New treatments that may change the course of a disease or have potential carcinogenicity can result in the emergence of new cytogenetic or clinical disorders. We report here the cytogenetic evolution of 52 cases of Philadelphia (Ph)-positive myelogenous leukemia (CML) receiving interferon-α (IFN-α) therapy compared with that of 59 Ph-positive CML cases treated with busulfan (BU) or hydroxyurea (HY). Twenty-one percent of the CML patients receiving IFN-α displayed unusual secondary abnormalities, among which alteration of the long arm of chromosome 3, del(7), and del(9) were recurrent.

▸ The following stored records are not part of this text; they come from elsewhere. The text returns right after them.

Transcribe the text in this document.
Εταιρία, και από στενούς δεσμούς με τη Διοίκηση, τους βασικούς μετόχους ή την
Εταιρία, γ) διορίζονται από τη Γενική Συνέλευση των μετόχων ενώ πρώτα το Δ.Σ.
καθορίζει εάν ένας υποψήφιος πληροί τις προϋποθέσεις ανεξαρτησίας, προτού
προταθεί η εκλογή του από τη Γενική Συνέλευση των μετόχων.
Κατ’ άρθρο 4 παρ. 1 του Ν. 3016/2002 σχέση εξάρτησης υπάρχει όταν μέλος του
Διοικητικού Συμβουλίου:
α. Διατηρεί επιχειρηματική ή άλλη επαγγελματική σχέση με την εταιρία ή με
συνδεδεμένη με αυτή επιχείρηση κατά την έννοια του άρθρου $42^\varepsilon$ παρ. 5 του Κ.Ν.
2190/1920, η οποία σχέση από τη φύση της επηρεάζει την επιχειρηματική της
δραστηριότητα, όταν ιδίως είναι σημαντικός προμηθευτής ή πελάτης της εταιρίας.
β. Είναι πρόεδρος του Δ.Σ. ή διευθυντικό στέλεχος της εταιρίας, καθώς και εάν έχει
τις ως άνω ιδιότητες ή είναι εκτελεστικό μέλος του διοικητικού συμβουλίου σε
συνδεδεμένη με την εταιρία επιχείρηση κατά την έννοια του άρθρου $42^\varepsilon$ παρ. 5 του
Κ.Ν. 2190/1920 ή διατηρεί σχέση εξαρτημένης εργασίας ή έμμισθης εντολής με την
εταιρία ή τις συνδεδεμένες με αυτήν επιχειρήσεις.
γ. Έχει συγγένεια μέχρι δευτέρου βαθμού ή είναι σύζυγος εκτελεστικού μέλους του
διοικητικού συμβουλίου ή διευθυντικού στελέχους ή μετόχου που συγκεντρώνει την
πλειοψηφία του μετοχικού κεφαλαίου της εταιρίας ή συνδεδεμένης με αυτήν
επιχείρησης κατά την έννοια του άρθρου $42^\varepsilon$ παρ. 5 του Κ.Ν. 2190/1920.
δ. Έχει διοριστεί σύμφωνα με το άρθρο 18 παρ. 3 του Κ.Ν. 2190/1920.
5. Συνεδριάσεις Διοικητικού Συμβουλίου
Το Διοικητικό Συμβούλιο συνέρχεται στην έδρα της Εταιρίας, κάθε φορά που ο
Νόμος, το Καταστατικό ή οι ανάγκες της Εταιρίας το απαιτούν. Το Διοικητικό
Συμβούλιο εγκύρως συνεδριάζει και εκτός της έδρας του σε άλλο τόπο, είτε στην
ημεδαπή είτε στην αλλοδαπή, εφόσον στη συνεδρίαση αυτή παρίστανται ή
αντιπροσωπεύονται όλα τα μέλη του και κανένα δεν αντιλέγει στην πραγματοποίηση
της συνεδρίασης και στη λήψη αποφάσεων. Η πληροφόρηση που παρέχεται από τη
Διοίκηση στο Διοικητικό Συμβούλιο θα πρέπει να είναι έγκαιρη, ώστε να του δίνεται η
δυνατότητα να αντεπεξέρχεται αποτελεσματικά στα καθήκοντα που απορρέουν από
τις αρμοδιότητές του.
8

The frequency of these unusual secondary changes was significantly higher than in CML cases after Bu or Hy treatment (P = 0.02). Three of the 11 IFN-α-treated CML patients displayed cytogenetic evolution in the chronic phase and, in two cases, the cytogenetic findings were transient, inasmuch as they disappeared upon withdrawal of IFN-α. In addition, a majority of cytogenetic abnormalities involved chromosome 3 at bands 3q21 and 3q26, which corresponds to the locus of EVI1, a gene implicated in the development or progression of human myeloid leukemias. Possible explanations include: toxicity of IFN-α by effect on bone marrow stroma, immune-modulating effects of IFN-α, and mutagenic effects of IFN-α. The mechanisms underlying these cytogenetic changes remain to be elucidated. However, our data suggest that IFN-α induces additional cytogenetic abnormalities even in the chronic phase through its immune-modulating effects and that these unusual cytogenetic abnormalities do not alter the history of CML.